It’s safe to say that the 2020 league year will be unlike any the NFL has ever seen before. The COVID-19 pandemic has already left its mark on the early stages of the offseason, with team facilities shut down, travel banned, relying on local physicals for free agents and FaceTiming with draft prospects. Pro Day? Not happening. The draft? It will be in a studio.
That’s what we currently know. What we don’t yet know is how much more will be affected beyond that, but it feels safe to guess that its reach will go beyond the draft as a tentpole, perhaps far beyond. As if this writing, the United States has more total cases, and far more active cases, of the coronavirus than any other country in the world, and it’s still expected to grow worse for weeks to come before a plateau can even be hoped for.
Needless to say, that ha left many in the NFL pessimistic about what is to come. Baltimore Ravens president Dick Cass appears to be resigned to the fact that he is not going to be seeing his players any time soon, other than through the phone.

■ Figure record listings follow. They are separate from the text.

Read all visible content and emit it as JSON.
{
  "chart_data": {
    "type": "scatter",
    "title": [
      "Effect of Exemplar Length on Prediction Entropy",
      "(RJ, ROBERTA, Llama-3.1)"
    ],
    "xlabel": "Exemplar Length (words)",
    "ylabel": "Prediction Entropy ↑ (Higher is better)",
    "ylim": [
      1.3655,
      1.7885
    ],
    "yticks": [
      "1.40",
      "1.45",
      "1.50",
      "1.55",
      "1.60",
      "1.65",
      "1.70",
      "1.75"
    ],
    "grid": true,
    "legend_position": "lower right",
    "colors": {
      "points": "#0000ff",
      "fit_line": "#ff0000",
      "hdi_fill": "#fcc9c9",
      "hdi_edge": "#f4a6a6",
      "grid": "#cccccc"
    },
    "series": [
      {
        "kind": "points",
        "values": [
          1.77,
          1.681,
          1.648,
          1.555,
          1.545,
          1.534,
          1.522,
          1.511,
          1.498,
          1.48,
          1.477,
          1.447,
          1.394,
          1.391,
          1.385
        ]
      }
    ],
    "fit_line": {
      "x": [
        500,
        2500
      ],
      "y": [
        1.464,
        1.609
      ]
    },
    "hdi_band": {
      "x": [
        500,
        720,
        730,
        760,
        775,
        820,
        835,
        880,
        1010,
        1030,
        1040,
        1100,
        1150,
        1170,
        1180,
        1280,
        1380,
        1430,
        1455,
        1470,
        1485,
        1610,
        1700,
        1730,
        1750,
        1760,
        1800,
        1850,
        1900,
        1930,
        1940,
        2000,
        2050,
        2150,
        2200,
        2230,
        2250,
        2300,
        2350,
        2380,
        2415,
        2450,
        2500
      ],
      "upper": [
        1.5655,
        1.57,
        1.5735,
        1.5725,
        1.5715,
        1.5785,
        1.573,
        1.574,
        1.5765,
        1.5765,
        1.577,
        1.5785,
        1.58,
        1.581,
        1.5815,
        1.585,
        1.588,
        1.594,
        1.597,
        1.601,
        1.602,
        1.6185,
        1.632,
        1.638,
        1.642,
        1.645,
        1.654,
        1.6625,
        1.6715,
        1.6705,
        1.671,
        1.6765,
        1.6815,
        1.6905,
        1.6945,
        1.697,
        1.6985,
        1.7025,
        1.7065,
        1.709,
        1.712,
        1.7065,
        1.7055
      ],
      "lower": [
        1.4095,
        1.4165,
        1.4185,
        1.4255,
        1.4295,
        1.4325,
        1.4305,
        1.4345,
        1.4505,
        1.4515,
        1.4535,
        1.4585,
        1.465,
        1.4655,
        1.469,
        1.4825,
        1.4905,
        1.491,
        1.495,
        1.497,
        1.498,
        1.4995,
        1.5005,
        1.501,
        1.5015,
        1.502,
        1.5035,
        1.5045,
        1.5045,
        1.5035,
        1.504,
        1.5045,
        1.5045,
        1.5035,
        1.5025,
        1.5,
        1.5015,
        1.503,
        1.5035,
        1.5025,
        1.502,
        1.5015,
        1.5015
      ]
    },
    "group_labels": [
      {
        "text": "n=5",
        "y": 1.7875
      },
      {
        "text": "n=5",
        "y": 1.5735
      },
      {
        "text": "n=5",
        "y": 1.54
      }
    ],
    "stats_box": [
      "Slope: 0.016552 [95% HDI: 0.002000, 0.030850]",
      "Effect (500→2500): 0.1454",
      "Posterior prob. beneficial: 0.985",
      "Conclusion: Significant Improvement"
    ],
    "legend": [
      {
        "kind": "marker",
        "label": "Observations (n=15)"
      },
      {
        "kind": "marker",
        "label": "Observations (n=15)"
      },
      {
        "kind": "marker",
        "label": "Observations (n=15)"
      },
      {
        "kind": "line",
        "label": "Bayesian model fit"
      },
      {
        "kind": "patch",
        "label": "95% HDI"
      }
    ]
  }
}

“I just don’t think the OTAs are going to happen at all”, he told the team’s website. “I hope I’m wrong. I’m hoping we can get some players in (the facility) in June, but I’m sort of doubtful of that. The next big date for the players of course will be the opening of training camp. We’re all hopeful that will not be delayed”.
While the league and its constituent teams are currently operating under the assumption that they will have a full NFL season in terms of games played available to them, Cass admits that there is uncertainty lingering over the entirety of the 2020 calendar.
“It’s really hard to know about long-term impacts”, he said. “A lot of that is going to depend on how long the stay-at-home order remains in effect. If it lasts a long time, it could have obviously an effect on our season. No one expects that, but you just don’t know”.
This is a growing and evolving situation that we can only take a day at a time. The less we do to help stop the spread of the virus, the worse it will be, and the increasingly likely it will be that it will continue to affect or way of life in new ways, both personally and professionally. And in terms of our entertainment options, which have become quite limited with so much of the industry in a standstill.